Luminal H⁺ secretion by gastric mucosa is accompanied by basolateral HCO₃^- release. A basolateral Cl^-/HCO₃^- exchanger is known to mediate HCO₃^- extrusion from oxyntopeptic cells during resting and secretagogue-induced apical HCl secretion. From recent work, we hypothesized that there might be a Cl^--independent pathway for basolateral HCO₃^- exit in Necturus oxyntopeptic cells. In this study, we used a fluorescent pH indicator [2′,7′-bis(2-carboxyethyl)-5(6)-carboxyfluorescein] to evaluate Cl^--independent HCO₃^- transport across the basolateral membranes of intact oxyntopeptic cells.

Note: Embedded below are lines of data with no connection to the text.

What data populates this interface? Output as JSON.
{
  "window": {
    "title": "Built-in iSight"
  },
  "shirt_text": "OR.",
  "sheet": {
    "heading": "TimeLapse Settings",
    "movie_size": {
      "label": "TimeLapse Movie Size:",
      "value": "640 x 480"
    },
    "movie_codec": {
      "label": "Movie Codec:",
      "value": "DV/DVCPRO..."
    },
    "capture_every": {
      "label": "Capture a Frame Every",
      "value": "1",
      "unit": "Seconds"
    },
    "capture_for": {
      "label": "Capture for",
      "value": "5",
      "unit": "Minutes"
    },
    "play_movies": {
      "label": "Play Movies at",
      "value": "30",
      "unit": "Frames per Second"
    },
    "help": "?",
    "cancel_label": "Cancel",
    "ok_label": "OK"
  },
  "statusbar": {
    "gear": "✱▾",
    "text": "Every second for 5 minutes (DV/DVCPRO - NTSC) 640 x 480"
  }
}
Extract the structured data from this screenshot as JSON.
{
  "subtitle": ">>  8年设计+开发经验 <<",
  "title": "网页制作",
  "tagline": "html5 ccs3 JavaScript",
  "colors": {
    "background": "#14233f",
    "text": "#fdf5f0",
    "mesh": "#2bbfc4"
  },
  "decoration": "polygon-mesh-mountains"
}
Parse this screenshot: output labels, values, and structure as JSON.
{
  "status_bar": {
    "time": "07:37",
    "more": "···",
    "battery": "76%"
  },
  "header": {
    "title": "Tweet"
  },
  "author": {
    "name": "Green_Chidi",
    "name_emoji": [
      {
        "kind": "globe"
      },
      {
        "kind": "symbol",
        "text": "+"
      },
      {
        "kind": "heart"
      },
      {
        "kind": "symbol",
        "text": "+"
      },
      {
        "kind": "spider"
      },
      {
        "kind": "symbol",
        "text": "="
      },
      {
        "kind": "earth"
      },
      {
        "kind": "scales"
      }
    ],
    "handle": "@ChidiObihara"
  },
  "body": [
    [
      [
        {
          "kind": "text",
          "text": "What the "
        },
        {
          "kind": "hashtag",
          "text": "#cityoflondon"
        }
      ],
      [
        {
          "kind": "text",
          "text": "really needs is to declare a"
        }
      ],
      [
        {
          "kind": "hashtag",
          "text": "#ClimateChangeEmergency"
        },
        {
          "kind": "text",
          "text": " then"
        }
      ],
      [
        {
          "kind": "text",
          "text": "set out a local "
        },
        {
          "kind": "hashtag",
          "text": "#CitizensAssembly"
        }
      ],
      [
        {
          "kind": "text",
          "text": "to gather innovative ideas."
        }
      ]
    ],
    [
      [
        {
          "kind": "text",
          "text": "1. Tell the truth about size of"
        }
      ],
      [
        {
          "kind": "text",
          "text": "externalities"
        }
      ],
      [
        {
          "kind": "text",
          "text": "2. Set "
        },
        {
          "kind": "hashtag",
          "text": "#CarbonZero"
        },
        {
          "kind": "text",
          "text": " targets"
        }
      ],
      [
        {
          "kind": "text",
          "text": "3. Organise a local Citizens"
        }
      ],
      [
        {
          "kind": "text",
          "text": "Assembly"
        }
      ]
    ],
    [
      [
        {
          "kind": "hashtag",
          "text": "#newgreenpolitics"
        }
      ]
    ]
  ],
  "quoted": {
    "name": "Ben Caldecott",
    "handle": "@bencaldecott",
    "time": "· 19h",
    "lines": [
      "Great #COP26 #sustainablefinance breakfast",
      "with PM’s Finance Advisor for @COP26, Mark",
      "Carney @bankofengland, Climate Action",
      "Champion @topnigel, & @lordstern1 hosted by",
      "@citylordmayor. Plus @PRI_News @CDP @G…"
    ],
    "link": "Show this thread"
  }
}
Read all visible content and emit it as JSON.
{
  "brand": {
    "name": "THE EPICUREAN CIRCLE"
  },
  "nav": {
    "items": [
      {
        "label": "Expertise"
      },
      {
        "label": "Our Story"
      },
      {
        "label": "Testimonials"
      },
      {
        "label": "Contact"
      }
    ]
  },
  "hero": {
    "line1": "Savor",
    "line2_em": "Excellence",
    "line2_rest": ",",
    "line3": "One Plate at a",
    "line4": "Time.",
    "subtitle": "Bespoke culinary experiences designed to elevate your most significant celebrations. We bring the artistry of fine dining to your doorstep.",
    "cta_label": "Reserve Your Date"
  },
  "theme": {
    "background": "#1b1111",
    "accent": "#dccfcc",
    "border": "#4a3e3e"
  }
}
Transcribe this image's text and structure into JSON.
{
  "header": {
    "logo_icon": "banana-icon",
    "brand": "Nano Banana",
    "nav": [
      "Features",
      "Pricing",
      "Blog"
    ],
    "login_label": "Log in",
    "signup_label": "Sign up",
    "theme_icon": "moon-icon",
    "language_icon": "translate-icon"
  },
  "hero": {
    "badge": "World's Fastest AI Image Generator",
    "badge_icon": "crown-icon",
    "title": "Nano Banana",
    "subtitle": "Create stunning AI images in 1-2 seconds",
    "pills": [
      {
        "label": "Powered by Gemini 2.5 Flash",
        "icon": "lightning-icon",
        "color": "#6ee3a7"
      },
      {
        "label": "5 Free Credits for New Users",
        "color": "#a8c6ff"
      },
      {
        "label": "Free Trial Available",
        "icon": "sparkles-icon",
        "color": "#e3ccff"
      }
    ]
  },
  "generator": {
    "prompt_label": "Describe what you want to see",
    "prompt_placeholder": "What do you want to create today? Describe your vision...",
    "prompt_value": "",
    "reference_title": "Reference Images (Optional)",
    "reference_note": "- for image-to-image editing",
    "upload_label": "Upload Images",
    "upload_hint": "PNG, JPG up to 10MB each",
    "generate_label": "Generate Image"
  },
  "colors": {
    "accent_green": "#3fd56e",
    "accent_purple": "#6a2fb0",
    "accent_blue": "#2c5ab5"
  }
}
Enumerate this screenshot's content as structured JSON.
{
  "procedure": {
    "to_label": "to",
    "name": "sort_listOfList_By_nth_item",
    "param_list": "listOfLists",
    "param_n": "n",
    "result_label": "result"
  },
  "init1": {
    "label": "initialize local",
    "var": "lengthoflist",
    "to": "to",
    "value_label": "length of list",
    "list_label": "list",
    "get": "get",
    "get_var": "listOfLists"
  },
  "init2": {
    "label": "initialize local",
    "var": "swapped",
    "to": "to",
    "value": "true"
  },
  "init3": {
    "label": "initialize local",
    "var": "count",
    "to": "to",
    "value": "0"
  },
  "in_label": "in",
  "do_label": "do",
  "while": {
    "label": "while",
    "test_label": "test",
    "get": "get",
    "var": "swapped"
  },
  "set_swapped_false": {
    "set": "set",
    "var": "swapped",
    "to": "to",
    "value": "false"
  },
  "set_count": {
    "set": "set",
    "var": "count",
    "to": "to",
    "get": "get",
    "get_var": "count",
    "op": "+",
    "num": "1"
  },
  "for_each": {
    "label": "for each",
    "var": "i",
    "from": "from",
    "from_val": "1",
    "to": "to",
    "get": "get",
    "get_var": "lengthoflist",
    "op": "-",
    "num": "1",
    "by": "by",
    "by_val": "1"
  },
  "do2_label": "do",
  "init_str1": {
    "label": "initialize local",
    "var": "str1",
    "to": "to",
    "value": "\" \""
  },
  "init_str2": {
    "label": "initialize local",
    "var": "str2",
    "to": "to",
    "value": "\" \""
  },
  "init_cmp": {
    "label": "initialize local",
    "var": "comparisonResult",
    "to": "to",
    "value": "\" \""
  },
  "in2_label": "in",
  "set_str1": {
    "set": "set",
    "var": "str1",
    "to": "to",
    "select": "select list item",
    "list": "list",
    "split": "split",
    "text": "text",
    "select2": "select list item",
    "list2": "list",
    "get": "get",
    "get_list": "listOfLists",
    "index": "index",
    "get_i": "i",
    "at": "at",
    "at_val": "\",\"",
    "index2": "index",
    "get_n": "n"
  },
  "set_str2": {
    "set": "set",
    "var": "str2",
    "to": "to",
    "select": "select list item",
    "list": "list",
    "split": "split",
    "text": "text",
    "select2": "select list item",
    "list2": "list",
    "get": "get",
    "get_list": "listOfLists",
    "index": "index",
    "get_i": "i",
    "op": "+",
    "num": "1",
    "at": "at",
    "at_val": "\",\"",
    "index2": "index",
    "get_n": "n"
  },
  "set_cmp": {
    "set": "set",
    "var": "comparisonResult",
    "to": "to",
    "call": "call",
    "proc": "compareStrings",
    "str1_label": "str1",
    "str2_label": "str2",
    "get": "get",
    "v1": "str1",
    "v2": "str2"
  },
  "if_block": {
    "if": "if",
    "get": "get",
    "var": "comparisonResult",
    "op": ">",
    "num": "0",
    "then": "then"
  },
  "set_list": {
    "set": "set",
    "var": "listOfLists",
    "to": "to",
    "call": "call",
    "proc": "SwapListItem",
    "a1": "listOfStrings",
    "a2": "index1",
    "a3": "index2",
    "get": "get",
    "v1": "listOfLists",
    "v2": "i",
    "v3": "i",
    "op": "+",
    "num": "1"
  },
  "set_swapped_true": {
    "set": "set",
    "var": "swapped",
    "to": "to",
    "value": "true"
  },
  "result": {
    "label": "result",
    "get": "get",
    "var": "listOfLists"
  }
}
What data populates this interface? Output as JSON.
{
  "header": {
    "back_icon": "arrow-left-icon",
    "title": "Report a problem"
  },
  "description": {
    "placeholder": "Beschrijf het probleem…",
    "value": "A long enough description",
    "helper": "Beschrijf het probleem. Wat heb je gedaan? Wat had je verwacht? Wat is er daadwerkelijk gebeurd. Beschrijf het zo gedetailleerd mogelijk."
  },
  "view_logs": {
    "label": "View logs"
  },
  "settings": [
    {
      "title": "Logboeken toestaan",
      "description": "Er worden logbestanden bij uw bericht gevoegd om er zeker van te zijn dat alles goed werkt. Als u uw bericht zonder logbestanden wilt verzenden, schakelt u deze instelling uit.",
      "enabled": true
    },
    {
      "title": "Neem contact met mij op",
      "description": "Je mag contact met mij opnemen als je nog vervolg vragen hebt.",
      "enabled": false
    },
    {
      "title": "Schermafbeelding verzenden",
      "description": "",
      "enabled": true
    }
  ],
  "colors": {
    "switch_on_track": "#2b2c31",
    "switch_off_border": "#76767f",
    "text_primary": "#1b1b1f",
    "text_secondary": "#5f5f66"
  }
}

Removal of serosal Cl^- increased intracellular pH (pH_i) (7.05 to 7.25), consistent with Cl^--dependent HCO₃^- extrusion. Removal of serosal Na⁺ in the absence of Cl^- resulted in significant acidification of pH_i (7.10 to 6.89), but studies involving amiloride, 4,4′-diisothiocyanostilbene-2,2′-disulfonic acid (BIDS), and 0 HCO₃^--N-2-hydroxyethylpiperazine-N′-2-ethanesulfonic acid-buffered solutions suggest that Na⁺-dependent changes in pH_i are due to Na⁺/H⁺ exchange. Our studies demonstrate a marked concentration-dependent alkalinization when tissues are exposed to increases in serosal K⁺. A substantial part of this alkalinization in response to increases in serosal K⁺ (pH_i 7.00 to 7.46) appears to be a HCO₃^- exit pathway that is independent of both Na⁺ and Cl^-, unaffected by bumetanide or amiloride, but sensitive to DIDS. We propose the presence of a Cl^-- and Na⁺-independent K⁺-dependent HCO₃^- cotransporter in Necturus oxyntopeptic cell basolateral membranes.